Le deuxième complétait de façon plus fine l’approche de l’activité de l’enseignant en situation au travers d’entretiens d’auto confrontation (Mollo, V. et Falzon, P. (2004)) menés après chaque séance de simulation dans le but de le faire verbaliser sur son activité déployée autour du simulateur.

Le troisième permettait une approche du côté étudiant au travers d’entretiens d’auto confrontation menés après les séances de simulation avec deux des étudiants de chaque séquence. Leur participation était sollicitée secondairement, sur des passages repérés comme problématiques par l’enseignant, afin de les laisser s’exprimer sur ce qui leur posait problème. Cette partie de l’étude en cours d’exploitation ne sera pas présentée dans cet article.

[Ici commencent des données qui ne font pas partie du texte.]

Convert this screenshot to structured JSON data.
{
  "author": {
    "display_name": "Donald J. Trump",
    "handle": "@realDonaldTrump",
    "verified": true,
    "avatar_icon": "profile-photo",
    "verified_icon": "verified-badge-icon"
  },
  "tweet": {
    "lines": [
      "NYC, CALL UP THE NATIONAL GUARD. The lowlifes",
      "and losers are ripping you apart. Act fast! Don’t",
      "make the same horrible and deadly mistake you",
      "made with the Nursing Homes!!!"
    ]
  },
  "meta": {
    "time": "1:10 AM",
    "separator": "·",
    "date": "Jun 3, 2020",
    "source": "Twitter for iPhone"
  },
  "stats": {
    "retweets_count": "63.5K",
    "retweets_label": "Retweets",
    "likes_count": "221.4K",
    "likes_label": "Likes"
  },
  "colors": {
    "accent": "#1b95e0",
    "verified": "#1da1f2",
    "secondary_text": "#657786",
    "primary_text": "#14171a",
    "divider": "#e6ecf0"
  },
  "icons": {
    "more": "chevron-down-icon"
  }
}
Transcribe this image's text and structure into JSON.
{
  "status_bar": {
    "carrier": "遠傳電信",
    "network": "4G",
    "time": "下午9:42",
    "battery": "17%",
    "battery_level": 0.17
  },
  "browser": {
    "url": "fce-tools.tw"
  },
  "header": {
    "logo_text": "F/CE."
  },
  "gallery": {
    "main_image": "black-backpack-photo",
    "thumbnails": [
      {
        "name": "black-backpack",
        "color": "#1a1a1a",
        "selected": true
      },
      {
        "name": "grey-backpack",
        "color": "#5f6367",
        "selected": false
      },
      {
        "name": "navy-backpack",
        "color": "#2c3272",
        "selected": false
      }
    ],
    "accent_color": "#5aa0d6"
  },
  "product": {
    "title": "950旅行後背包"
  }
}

Notre étude ciblait l’analyse de l’activité mobilisée par ces enseignants en situation de simulation, et plus particulièrement la façon dont ils utilisaient la simulation interactive pour articuler les trois types de savoirs et donner du sens aux enseignements.

Pour finir, un parallèle a été fait avec des situations de formation réelles en salle de naissance qui se centraient sur les activités des sages-femmes en situation d’encadrement d’un étudiant effectuant un accouchement.

            Notre étude portait donc sur des données recueillies sur les lieux d’enseignement (école de maïeutique) et de travail (salle de naissance). Nous avons étudié la gestuelle et les discours des enseignants sages-femmes et des étudiants sur leur activité à partir de traces de cette activité au travers d’analyses langagières des situations de simulation filmées et des entretiens d’auto confrontation simples. Nous avons organisé trois enregistrements, suivis de trois entretiens d’auto confrontation avec les enseignants sages-femmes et de trois entretiens d’auto confrontation avec l’expression croisée de deux étudiants par entretien, soit six étudiants. Pour compléter la recherche, nous avons étudié les discours de sages-femmes de terrain, sur leur activité d’encadrement de deux étudiants en train d’effectuer un accouchement à partir de traces de cette activité, au travers d’analyses langagières de deux situations de travail enregistrées en audio pour des raisons de confidentialité.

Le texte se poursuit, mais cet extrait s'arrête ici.